Le barrage d'Assouan génère bien autre chose que de l'électricité.

Une autre preuve que nous, simples citoyens n'avons pas vraiment de responsabilité dans le réchauffement climatique. Une fois de plus, les intérêts économiques ont pris le dessus sur les conséquences envers l'environnement.


Dès son projet il n'a pas arrêté d'alimenter la controverse en matière de dérèglement du climat, de nombreux scientifiques se sont opposés à ce projet, prévoyant de profondes modifications dues à l'évaporation. Et à l'heure actuelle il s'avère qu'ils n'avaient pas tort, les périodes pluvieuses ont augmenté tant en fréquence qu'en violence dans tout le bassin du Nil et bien au-delà.

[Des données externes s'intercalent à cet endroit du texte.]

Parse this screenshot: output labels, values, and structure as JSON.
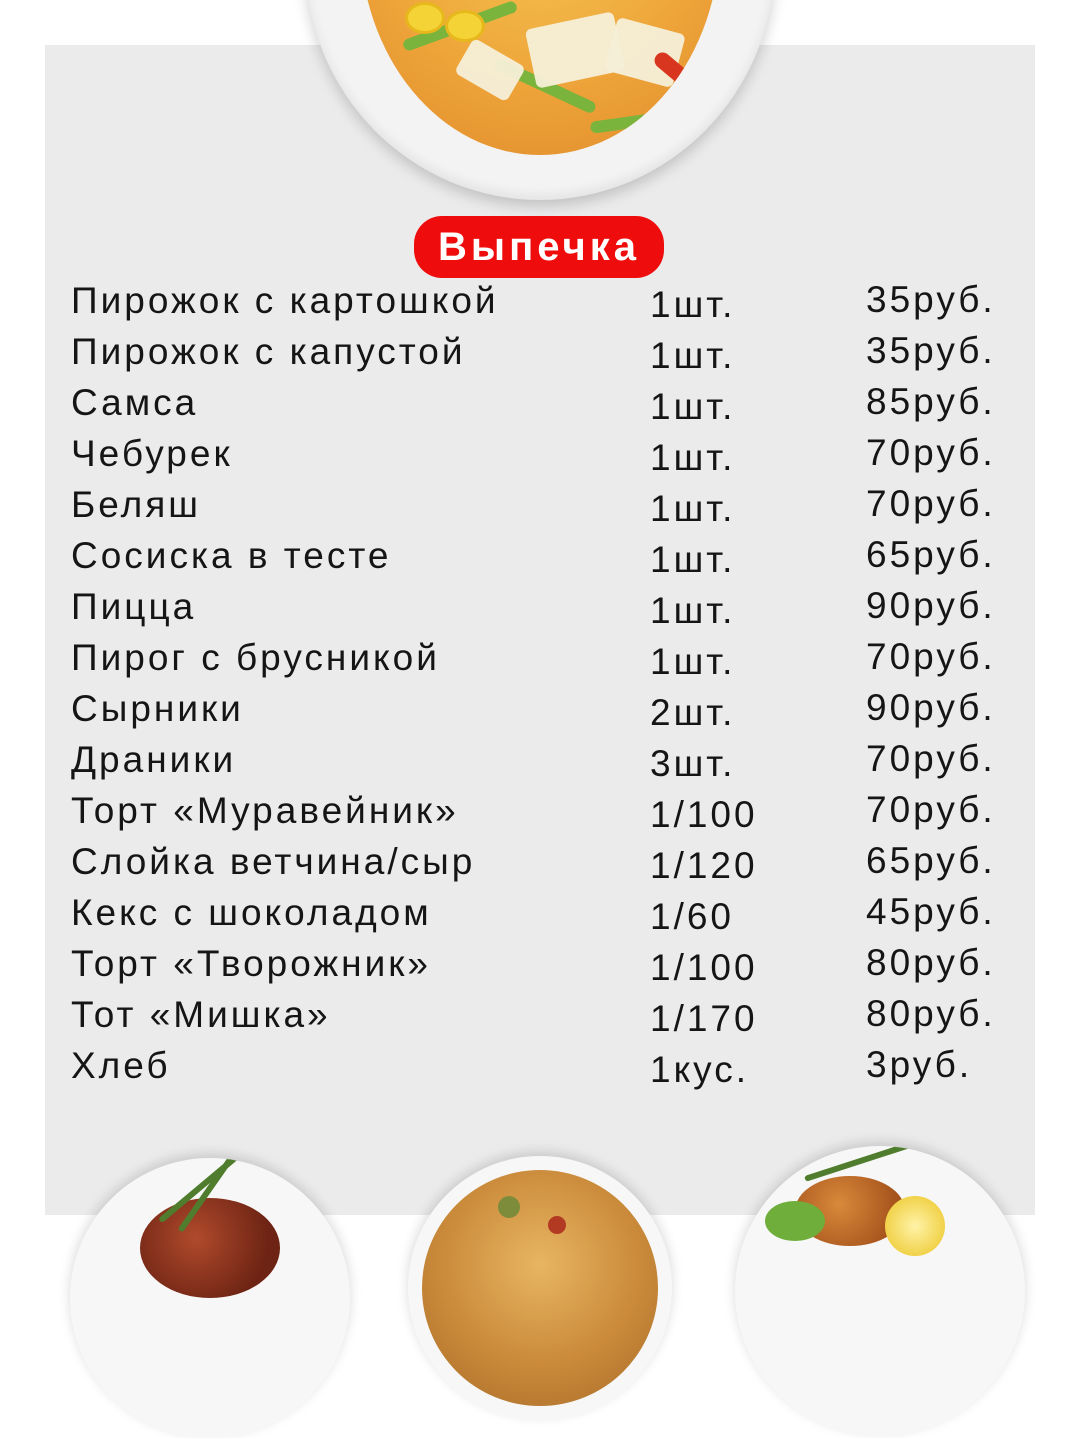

Les conséquences de ces modifications provoque des perturbations dans les vents de très haute altitude et sont décelables également jusque dans les hautes couches de l'atmosphère, ce qui produit des effets néfastes tout autour du globe. Tels l'accentuation tant en fréquence qu'en force, des ouragans de plus en plus dévastateurs et remontant de plus en plus vers le nord. Depuis trois ans il est également observé en fin d'été, des développements de cellules dépressionnaires engendrant des tempêtes tropicales au départ des Açores et remontant vers l'Europe du sud-est Espagne et venant mourir sur la France et la Belgique, voir l'Allemagne de l'ouest.

Le phénomène d'El Niño en est aussi affecté tant dans son étendue que dans sa durée. Avant il descendait du Pacifique Nord et montait en puissance jusqu'à plus ou moins Noël et diminuait jusqu'à mai juin pour recommencer ensuite. Il était bien connut des pêcheurs péruviens.